El impacto psicológico de la endometriosis

¿Sabes qué es la endometriosis? Muchos varones desconocen que este término se refiere a una de las enfermedades más dolorosas e incapacitantes para la mujer. Pero, curiosamente, no son pocas las mujeres que tampoco han oído hablar de ella. Por este motivo se la conoce como el “enemigo silencioso”. ¿La causa de que sea un tabú? Que forma parte de las dolencias más íntimas.

Un tabú rodeado de dolor, el principal síntoma que caracteriza a esta enfermedad crónica, que padece el 10% de la población femenina en edad fértil .

La endometriosis consiste en la implantación y crecimiento benigno de tejido endometrial fuera del útero. Este tejido se localiza de forma habitual en la zona pélvica y los ovarios, pero puede llegar incluso al intestino, la vejiga, el estómago y el pulmón.

Esto puede causar, además de dolor, sangrado abundante, algunas veces incluso entre periodos, así como  dificultad para quedar embarazada. Es una enfermedad común y en ocasiones hereditaria, que puede dar la cara cuando una mujer empieza a tener el periodo.

endometriosis

El síntoma principal de la endometriosis, el mencionado dolor, puede, a su vez, presentarse de diversas formas:

  • Periodos dolorosos.
  • Dolor abdominal bajo, antes y durante la menstruación.
  • Dolor lumbar o pélvico en cualquier momento.
  • Retortijones antes y durante la menstruación.
  • Dolor durante o después de la relación sexual.

Además del dolor, hay que sumarle otro síntoma que se presenta con gran frecuencia: la infertilidad. Ésta puede tener su origen en:

  • Inflamación en el abdomen que impida la unión del óvulo y el espermatozoides.
  • Adherencias pélvicas que obstaculicen el movimiento normal de las trompas e incluso las obstruyan.
  • Endometriosis en los ovarios que impida la normal ovulación y fabricar las hormonas sexuales.
  • Secreción de sustancias no habituales en el abdomen que entorpezcan el proceso normal de fertilidad.

Recibir un diagnóstico de endometriosis supone un impacto psicológico importante, puesto que no se conoce la causa que la produce y ni tratamiento específico. Es difícil hacerse a la idea de que se padece una enfermedad crónica como ésta, puesto que, como hemos visto, presenta dolor crónico de por vida y puede en muchos casos afectar a la fertilidad.

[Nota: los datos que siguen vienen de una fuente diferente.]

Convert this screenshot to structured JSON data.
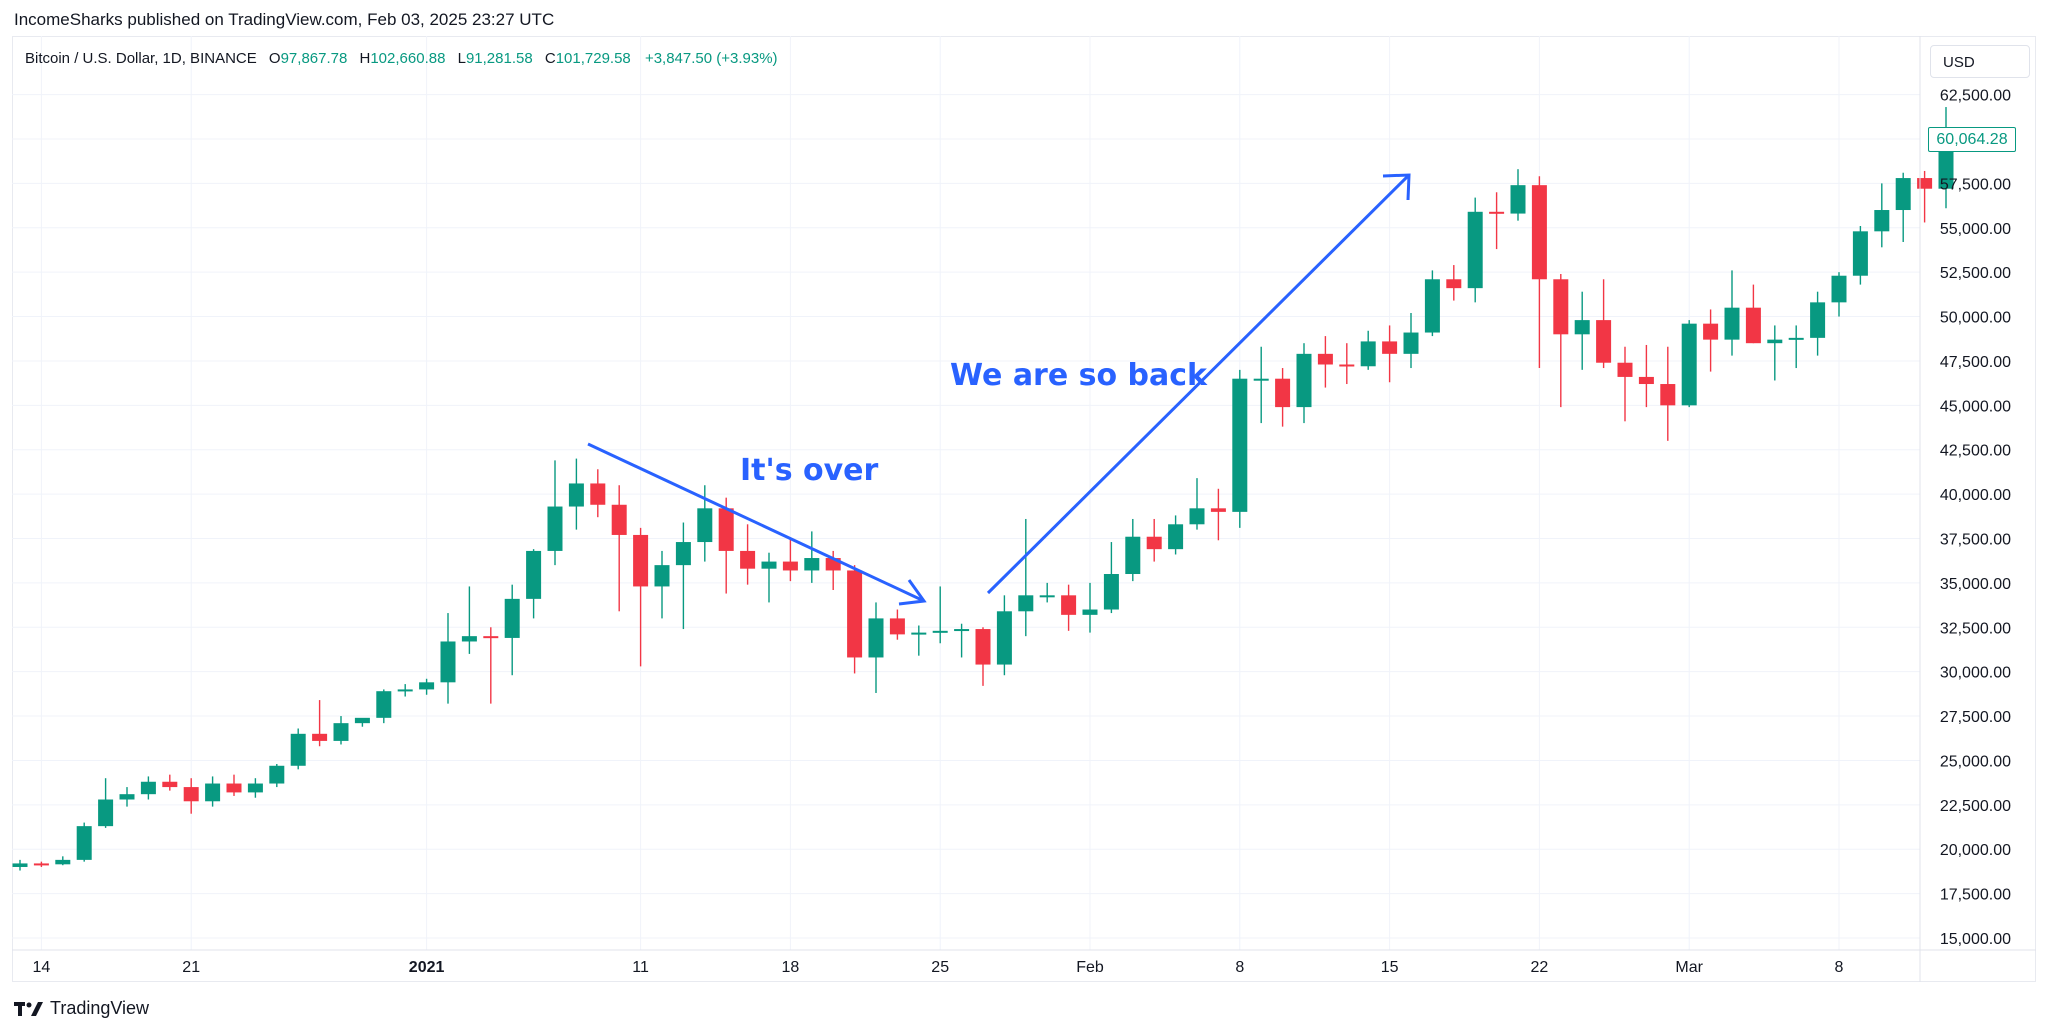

En cada mujer, asegura la experta de Clínicas Eva, se dará una configuración particular de la enfermedad y de su vivencia emocional según qué áreas se vean afectadas. Algunas de estas áreas pueden resultar más obvias y evidentes, pero otras pueden ser más difíciles de identificar, porque pueden ser sutiles y pertenecer a la parte más íntima de la mujer.

Algunas de estas áreas son:

  • Laboral: En ocasiones se producen dolores fuertes que impiden llevar una vida activa normal. Consultas médicas e intervenciones quirúrgicas que suponen días libres y bajas laborales.
  • Familiar y social: Incomprensión y frustración por parte del entorno que les rodea, produciendo en la mujer aislamiento y soledad.
  • Económicas: Tratamientos médicos y medicaciones de precio considerable, así como tratamientos de reproducción asistida en los casos de infertilidad.
  • Sexual: Problemas a la hora de mantener relaciones sexuales, como dolor antes, durante o después de la relación sexual, falta de apetito, calambres, etc.
  • Ocio y tiempo libre: Pueden verse reducidas algunas actividades y experiencia que supongan esfuerzo y movimiento físico, de forma temporal o más o menos crónica.

Ante el shock inicial del diagnóstico y en el periodo en el que es necesario ir acostumbrándose a convivir con la enfermedad , os aconsejo seguir la siguiente ruta:

  • Aceptación: Acepta tu enfermedad, sabiendo que habrá momentos de empeoramiento en los que deberás permitirte descansar y moderar tus actividades.
  • Continúa con tu vida: Una vez aceptada la enfermedad, coge las riendas de tu vida y ocúpate de ella, conociendo tus nuevos límites.
  • Aprende a explicar tu enfermedad: Saber y conocer todos los aspectos de la enfermedad te ayudará a conectar con los demás y a conseguir que entiendan por lo que estás pasando.
  • Busca grupos de apoyo en tu ciudad o por Internet: Te ayudará a entender mejor la enfermedad, identificarte con un grupo de iguales y te sentirás comprendida por personas que se encuentran en tu misma situación.
  • Pide ayuda y déjate ayudar: Busca ayuda profesional siempre que lo necesites.

Victoria Martínez Navarro es Psicóloga Especialista en Fertilidad en Clínicas Eva.